16:28Chá com bolacha

Ilustração de Theo Szczepanski

de Rogério Pereira

A traqueostomia da mãe não é das melhores. Às vezes, emperra. É um momento de tensão e agonia. Quando desci a desajeitada escada em caracol da nova casa, encontrei-a paralisada no sofá. O olhar pedia socorro, mas tentava transmitir tranquilidade. É difícil esconder o desespero. Ao seu redor, feito uma biruta desgovernada, meu sobrinho repetia “não quer sair, tio”. Ajoelhei-me no piso de lajotas. Com muito cuidado, girei a trava da traqueostomia para a direita e esquerda. Nas bordas da plaquinha de alumínio colada ao pescoço, algo gosmento — uma mistura de pus e catarro — se desprendia. Dói, mãe? Ela balança a cabeça.

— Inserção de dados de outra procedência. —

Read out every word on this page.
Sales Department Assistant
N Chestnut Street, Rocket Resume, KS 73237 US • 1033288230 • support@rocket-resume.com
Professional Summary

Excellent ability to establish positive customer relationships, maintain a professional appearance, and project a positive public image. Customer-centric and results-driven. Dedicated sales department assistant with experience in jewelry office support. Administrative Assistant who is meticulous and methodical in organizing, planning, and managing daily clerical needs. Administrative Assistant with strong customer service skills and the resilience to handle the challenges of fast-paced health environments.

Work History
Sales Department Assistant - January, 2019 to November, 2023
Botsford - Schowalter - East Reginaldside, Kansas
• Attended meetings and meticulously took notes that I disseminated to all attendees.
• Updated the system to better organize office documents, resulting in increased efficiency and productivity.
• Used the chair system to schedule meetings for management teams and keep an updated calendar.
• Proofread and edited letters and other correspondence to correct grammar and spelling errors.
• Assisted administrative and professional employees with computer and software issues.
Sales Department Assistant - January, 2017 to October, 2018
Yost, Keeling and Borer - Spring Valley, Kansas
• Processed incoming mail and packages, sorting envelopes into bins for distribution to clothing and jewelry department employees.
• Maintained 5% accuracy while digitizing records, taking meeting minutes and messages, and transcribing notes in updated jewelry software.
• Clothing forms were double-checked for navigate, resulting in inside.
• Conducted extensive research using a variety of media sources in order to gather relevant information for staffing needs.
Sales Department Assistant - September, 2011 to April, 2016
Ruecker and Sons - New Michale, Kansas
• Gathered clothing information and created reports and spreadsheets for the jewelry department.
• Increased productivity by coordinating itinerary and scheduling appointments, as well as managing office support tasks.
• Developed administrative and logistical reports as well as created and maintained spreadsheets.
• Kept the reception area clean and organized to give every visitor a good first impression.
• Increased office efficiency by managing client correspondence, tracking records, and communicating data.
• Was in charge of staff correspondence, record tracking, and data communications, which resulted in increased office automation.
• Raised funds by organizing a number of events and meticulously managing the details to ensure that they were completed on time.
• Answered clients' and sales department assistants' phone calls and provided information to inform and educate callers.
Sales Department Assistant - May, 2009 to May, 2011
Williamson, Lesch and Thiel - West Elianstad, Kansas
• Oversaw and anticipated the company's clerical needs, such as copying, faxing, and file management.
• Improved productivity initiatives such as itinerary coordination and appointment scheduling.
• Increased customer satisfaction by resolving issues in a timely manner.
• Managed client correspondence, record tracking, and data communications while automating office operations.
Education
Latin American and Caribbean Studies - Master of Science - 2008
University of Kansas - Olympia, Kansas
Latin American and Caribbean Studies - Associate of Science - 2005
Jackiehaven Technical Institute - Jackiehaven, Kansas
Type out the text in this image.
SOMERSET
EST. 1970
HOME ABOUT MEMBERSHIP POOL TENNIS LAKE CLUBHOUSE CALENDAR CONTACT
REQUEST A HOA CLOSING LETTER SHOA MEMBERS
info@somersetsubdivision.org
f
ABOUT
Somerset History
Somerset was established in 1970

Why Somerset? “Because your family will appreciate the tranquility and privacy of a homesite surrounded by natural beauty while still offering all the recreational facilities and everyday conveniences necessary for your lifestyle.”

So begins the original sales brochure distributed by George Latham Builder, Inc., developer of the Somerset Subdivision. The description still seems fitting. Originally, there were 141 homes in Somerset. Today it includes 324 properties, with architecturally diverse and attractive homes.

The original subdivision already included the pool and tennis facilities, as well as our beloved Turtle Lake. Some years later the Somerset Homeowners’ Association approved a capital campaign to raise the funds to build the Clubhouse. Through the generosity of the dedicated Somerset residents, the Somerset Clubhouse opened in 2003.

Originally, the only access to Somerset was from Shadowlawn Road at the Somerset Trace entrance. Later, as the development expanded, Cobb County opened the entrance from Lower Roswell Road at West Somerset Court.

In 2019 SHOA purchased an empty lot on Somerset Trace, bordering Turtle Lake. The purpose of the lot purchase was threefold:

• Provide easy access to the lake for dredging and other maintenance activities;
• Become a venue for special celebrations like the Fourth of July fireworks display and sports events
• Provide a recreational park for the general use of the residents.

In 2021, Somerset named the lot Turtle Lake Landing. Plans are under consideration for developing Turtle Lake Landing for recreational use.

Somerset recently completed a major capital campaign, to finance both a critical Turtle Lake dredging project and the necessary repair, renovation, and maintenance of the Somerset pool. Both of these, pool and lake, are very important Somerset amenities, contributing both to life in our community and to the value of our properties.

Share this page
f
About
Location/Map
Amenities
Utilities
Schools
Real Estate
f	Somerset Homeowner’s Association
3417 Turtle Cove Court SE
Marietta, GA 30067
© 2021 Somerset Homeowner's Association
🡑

Diz que não. Tento outras vezes. É a primeira vez que vasculho a traqueostomia alheia. Sou um homem covarde. Sinto pena e asco. Dói, mãe? A cabeça deformada desloca-se para os lados. Meu sobrinho assiste mudo à sessão de tortura. Na tevê de imagem chuviscada,AnaMaria Braga discute a importância dos óculos escuros e como combiná-los adequadamente com a roupa. A Rede Globo é o consolo do pobre. Desisto de retirar a cânula metálica do pescoço da mãe. Ela agoniza, sufoca. Dói, mãe? Vamos ao Erasto Gaertner.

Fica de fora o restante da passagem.